The story took a far stranger turn after the station was closed, however. The comedy-thriller movie, Bulldog Jack, which was released in 1935, included in its story a secret tunnel that ran from the station to the Egyptian Room at the British Museum. The station in the film is known as Bloomsbury, and was a stage set; however, the scenario presented in the film was based on the story of the ghost of British Museum Station.

Oddly enough, on the exact same night that the movie was released, two women were said to have disappeared from the platform at Holborn – which happened to be the next station along from the British Museum. Strange marks were allegedly found on the walls of the closed station, and more sightings of the ghost were reported, along with weird moaning noises coming from behind the walls of the tunnels. London Underground officials repeatedly played down the story, and there has always been a blanket denial on the existence of a tunnel from the station to the museum’s Egyptian Room. Nevertheless, the story was resurrected in Keith Lowe’s novel, Tunnel Vision, in which the lead character states, while trying to both impress and scare his girlfriend: “If you listen carefully when you’re standing at the platform at Holborn, sometimes – just sometimes – you can hear the wailing of Egyptian voices floating down the tunnel towards you.”

British Museum Station is also said to be home to a ghostly figure that roams the tunnels dressed in a large coat, tall hat, and gloves. Supposedly, the ghost is that of one William Terriss, an actor who was stabbed to death near the Adelphi Theater in December 1897.

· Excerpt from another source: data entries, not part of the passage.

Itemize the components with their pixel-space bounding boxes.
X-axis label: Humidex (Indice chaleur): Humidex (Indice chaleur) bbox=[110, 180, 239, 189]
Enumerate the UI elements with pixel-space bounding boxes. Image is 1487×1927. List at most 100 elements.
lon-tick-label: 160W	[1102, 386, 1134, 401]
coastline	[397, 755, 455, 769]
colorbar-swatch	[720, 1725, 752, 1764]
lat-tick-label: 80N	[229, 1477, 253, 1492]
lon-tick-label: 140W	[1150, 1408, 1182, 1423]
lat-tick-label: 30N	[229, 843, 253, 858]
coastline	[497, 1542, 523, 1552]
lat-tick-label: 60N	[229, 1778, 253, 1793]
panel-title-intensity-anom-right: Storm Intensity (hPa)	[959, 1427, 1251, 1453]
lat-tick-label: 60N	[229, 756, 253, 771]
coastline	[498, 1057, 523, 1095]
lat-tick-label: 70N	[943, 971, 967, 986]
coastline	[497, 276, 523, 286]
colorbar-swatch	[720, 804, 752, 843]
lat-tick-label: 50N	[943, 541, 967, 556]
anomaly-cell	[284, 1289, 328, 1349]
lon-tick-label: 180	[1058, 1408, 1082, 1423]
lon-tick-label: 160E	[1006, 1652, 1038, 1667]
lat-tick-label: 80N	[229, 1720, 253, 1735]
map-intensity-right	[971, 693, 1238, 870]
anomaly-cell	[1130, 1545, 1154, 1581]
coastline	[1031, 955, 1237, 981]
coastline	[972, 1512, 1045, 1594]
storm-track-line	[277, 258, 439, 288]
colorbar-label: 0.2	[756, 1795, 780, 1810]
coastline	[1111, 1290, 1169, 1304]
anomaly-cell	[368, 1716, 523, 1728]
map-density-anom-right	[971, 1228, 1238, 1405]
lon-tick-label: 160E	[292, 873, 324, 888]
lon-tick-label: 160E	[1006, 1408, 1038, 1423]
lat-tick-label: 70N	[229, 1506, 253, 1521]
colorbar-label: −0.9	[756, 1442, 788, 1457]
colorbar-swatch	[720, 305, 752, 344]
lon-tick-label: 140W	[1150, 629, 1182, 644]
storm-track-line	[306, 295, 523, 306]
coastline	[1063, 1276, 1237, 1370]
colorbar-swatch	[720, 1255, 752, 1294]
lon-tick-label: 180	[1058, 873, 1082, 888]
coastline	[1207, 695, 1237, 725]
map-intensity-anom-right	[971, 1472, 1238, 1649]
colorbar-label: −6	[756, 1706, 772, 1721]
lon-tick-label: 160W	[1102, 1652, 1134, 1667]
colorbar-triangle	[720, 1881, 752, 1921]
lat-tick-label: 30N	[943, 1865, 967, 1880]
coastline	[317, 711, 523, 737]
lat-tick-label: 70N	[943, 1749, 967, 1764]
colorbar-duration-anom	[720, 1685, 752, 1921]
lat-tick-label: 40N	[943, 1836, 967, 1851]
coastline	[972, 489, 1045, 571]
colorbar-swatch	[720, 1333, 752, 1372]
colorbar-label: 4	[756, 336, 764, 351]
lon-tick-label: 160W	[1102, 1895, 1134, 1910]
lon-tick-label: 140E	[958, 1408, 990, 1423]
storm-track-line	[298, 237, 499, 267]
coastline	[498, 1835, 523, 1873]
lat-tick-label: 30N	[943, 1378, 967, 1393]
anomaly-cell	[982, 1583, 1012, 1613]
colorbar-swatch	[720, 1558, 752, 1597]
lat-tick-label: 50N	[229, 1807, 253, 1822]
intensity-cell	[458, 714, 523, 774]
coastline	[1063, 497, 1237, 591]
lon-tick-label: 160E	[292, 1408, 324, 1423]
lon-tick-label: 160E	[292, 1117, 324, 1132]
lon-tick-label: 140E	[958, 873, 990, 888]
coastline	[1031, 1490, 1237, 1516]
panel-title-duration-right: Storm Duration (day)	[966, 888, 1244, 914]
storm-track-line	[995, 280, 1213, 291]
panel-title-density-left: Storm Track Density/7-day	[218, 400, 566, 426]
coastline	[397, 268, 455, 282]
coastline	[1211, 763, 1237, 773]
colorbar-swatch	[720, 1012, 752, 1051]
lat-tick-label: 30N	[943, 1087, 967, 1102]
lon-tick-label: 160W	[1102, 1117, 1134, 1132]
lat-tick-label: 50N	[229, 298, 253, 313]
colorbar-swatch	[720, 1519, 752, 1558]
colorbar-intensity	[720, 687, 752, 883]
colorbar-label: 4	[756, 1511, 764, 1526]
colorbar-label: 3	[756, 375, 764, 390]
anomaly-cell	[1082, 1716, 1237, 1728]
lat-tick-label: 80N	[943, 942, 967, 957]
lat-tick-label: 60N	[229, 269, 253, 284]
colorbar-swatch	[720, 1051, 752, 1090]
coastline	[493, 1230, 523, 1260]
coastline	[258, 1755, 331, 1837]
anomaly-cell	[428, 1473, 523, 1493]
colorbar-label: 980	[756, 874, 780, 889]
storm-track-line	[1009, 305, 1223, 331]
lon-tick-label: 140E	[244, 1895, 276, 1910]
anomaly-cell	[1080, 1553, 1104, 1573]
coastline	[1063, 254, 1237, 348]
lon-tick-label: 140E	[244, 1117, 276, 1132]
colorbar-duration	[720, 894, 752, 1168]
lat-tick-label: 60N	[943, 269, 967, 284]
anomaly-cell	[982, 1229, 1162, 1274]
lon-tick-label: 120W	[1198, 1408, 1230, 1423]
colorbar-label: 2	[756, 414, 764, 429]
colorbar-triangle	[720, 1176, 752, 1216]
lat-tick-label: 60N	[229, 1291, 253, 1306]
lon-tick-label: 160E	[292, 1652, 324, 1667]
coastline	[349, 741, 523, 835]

To what extent there is any truth to the strange tales of the London Underground is anyone’s guess. All we can say for sure is that the legends exist and continue to circulate. As such tales so often do when it comes to the matter of what we might call “subterranean secrets.” Dead aliens below Ohio’s Wright-Patterson Air Force Base, alligators in the sewers of New York, and…well…the list goes on and on.